All together, overhead costs for an average company with three field employees paid an average burdened wage of $40 per hour could be about $3,000. At the high end, with costlier legal fees and insurance premiums and higher-paid employees, the overhead expense could reach $9,000 or more.
Because these overhead costs would typically be spread over all projects completed in a year, their affect on the cost of individual projects varies with company size. For a company with annual revenue of $500,000, the upper-end overhead expense estimate would add about 2% to overhead; on a $10,000 project, 2% additional overhead would be about $200. (Overhead expenses would be less than 1% for a $1 million company, less than 0.5% for a $2 million company, and so on, unless the assumptions change.)
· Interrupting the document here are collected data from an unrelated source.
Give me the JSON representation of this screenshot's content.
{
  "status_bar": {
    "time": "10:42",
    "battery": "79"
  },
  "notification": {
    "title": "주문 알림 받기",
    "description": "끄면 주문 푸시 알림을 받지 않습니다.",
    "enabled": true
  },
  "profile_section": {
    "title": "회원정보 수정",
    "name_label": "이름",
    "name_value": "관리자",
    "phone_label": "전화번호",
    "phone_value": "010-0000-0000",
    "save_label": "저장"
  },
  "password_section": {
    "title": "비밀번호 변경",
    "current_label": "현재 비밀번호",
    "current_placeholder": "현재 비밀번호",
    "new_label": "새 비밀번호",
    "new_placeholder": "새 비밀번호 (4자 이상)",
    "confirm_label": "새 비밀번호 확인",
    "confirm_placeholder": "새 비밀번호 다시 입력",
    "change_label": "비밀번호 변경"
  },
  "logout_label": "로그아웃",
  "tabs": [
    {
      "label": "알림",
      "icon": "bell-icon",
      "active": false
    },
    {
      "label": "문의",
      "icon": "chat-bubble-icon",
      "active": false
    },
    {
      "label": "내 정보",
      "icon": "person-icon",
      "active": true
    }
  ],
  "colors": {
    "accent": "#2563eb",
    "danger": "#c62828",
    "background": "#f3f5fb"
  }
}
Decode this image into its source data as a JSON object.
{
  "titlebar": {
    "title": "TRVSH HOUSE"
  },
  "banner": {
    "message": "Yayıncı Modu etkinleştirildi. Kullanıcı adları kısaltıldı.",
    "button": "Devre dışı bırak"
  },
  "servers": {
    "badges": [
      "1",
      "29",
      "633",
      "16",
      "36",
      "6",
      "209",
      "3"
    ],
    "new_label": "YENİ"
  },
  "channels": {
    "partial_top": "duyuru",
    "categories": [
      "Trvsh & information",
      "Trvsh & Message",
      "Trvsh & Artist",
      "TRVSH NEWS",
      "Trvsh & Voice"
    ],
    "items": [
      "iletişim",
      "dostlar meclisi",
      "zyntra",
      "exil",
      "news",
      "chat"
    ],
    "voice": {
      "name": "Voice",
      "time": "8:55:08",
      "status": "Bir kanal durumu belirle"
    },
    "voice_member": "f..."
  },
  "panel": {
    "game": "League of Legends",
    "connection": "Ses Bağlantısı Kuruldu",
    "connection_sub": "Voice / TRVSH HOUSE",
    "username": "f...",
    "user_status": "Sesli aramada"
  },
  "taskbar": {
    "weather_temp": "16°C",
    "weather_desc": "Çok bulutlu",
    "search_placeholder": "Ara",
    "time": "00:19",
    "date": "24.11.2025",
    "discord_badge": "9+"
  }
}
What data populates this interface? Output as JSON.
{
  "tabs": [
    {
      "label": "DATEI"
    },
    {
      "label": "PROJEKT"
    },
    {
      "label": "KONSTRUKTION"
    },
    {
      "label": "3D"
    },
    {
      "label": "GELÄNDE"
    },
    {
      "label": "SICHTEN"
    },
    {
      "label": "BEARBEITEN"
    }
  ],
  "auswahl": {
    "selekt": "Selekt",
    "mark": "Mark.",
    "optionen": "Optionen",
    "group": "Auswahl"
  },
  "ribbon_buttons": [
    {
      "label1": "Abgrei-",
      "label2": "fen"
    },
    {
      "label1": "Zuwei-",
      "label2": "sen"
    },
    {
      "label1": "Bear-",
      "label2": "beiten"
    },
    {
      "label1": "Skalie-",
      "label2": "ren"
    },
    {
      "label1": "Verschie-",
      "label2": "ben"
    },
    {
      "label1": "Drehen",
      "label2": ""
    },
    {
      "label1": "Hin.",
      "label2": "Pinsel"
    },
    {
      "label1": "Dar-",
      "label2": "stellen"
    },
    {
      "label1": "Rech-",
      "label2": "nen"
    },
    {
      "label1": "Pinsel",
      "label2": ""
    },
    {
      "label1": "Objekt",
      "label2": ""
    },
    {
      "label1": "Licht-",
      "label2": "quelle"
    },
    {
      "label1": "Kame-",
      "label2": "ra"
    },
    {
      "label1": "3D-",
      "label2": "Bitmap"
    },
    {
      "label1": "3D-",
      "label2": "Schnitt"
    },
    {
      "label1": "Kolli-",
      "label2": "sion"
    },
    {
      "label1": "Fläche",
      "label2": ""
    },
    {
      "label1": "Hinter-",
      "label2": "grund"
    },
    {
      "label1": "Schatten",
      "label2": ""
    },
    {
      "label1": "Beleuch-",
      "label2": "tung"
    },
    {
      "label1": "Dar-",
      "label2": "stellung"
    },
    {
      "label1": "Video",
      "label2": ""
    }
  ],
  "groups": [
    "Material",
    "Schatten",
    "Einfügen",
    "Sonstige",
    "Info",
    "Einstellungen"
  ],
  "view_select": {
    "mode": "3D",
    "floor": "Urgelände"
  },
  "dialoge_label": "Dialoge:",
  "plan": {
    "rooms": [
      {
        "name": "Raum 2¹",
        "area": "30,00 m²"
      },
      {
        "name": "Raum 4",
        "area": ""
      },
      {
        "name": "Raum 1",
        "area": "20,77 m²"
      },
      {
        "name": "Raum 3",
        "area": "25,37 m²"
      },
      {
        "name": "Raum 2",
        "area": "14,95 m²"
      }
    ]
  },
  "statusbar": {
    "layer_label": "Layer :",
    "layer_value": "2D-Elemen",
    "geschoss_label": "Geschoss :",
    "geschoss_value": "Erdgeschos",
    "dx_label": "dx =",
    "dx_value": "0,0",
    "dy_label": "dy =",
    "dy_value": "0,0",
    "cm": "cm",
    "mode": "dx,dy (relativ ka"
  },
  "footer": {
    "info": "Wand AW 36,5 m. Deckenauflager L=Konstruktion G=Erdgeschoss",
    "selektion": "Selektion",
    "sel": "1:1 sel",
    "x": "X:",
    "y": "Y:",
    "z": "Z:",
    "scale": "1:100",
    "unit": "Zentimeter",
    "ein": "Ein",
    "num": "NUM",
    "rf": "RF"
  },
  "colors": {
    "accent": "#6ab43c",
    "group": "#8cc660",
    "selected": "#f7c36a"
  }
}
But increased overhead is the least expensive part of implementing the RRP rule. Additional time and materials consumed at the job site add cost quickly, and some types of projects add more cost than others. (Replacing a window in two separate rooms, for example, will double costs because testing, room isolation and protection, lead-safe procedures, and cleaning are required twice. Working in three rooms would triple the cost, and so on.)
Just how much direct cost the RRP rules will add won’t be known until contractors begin to use the procedures and document costs. But REMODELING has consulted with several working remodelers in a systematic attempt to figure it out. What follows in the tables below is based on a gut remodel of a typical 6×8, circa 1920 lath, plaster, and tile bathroom.
We have listed a low and high estimate for only the additional labor and materials required to comply with the RRP rule. The variations depend on differing estimates of how many people are involved in the work, and how long the RRP portion of the work takes. The data below are good guesses, but more reliable data will be available as soon as companies begin to implement the lead-safe practices.
Adding it all up. Assuming that direct costs for a typical bathroom are about $10,000, the RRP adds between 5.3% and 11.2% to direct job costs, plus an additional percentage point or two for overhead. At the low end, the selling price (at 35% margin, 2% higher than standard to account for increased overhead) increases from $14,925 to $16,205, a bump of $1,280. At the high end, the selling price increases $2,180, to $17,105. (Where multiple rooms are involved, the cost will be higher.) To the homeowner, that represents a net increase of between 8.6% and 14.6% in the overall cost of the job.
It also represents the amount a remodeler not using lead-safe practices can undercut the price of a remodeler who is.